2. Academic Validation
  3. 5-(1,3-Benzothiazol-6-yl)-4-(4-methyl-1,3-thiazol-2-yl)-1H-imidazole derivatives as potent and selective transforming growth factor-β type I receptor inhibitors

5-(1,3-Benzothiazol-6-yl)-4-(4-methyl-1,3-thiazol-2-yl)-1H-imidazole derivatives as potent and selective transforming growth factor-β type I receptor inhibitors

  • Bioorg Med Chem. 2012 Dec 15;20(24):7128-38. doi: 10.1016/j.bmc.2012.09.066.
Hideaki Amada 1 Yoshinori Sekiguchi Naoya Ono Takeshi Koami Tetsuo Takayama Tetsuya Yabuuchi Hironori Katakai Akiko Ikeda Mari Aoki Takumi Naruse Reiko Wada Akiko Nozoe Masakazu Sato
Affiliations

Affiliation

  • 1 Medicinal Chemistry Laboratories, Taisho Pharmaceutical Co., Ltd, 1-403, Yoshino-Cho, Saitama, Saitama 331-9530, Japan. hideaki.amada@po.rd.taisho.co.jp
PMID: 23117174 DOI: 10.1016/j.bmc.2012.09.066
Abstract

A series of 5-(1,3-benzothiazol-6-yl)-4-(4-methyl-1,3-thiazol-2-yl)-1H-imidazole derivatives was synthesized as transforming growth factor-β (TGF-β) type I receptor (also known as activin-like kinase 5 or ALK5) inhibitors.

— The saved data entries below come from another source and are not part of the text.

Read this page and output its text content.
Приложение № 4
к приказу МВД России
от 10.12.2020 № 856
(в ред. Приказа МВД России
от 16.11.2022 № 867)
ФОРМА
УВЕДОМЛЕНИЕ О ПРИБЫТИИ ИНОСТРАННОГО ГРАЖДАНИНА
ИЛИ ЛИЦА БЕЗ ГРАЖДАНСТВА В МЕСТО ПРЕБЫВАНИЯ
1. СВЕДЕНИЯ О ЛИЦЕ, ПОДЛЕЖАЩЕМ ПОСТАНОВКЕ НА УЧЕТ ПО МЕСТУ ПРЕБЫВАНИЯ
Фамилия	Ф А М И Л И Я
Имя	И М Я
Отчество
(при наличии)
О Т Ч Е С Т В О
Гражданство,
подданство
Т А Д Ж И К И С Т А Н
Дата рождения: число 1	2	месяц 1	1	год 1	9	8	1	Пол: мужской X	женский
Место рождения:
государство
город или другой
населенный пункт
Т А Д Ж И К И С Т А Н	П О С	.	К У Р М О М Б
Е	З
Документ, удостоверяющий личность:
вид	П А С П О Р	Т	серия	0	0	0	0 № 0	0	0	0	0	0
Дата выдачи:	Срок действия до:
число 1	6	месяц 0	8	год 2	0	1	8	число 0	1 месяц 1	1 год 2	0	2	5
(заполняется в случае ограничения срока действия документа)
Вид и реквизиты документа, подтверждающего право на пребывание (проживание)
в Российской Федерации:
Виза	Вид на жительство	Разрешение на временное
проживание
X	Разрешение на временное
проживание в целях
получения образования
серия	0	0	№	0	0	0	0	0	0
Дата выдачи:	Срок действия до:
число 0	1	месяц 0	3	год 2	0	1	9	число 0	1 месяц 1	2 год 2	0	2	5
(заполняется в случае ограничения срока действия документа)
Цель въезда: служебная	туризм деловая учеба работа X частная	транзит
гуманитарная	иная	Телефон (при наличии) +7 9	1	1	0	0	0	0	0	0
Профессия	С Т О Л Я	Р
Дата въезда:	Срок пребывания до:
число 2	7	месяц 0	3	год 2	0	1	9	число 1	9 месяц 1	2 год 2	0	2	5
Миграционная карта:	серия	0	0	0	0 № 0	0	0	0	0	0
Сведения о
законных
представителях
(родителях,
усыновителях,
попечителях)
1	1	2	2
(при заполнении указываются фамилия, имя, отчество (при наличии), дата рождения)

These compounds were evaluated for their ALK5 inhibitory activity in an Enzyme assay and for their TGF-β-induced SMAD2/3 phosphorylation inhibitory activity in a cell-based assay. As a representative compound, 16i was a potent and selective ALK5 Inhibitor, exhibiting a good Enzyme inhibitory activity (IC(50) = 5.5 nM) as well as inhibitory activity against TGF-β-induced SMAD2/3 phosphorylation at a cellular level (IC(50) = 36 nM). Furthermore, the topical application of 3% 16i lotion significantly inhibited SMAD2 phosphorylation in Mouse skin (90% inhibition compared with vehicle-treated Animals).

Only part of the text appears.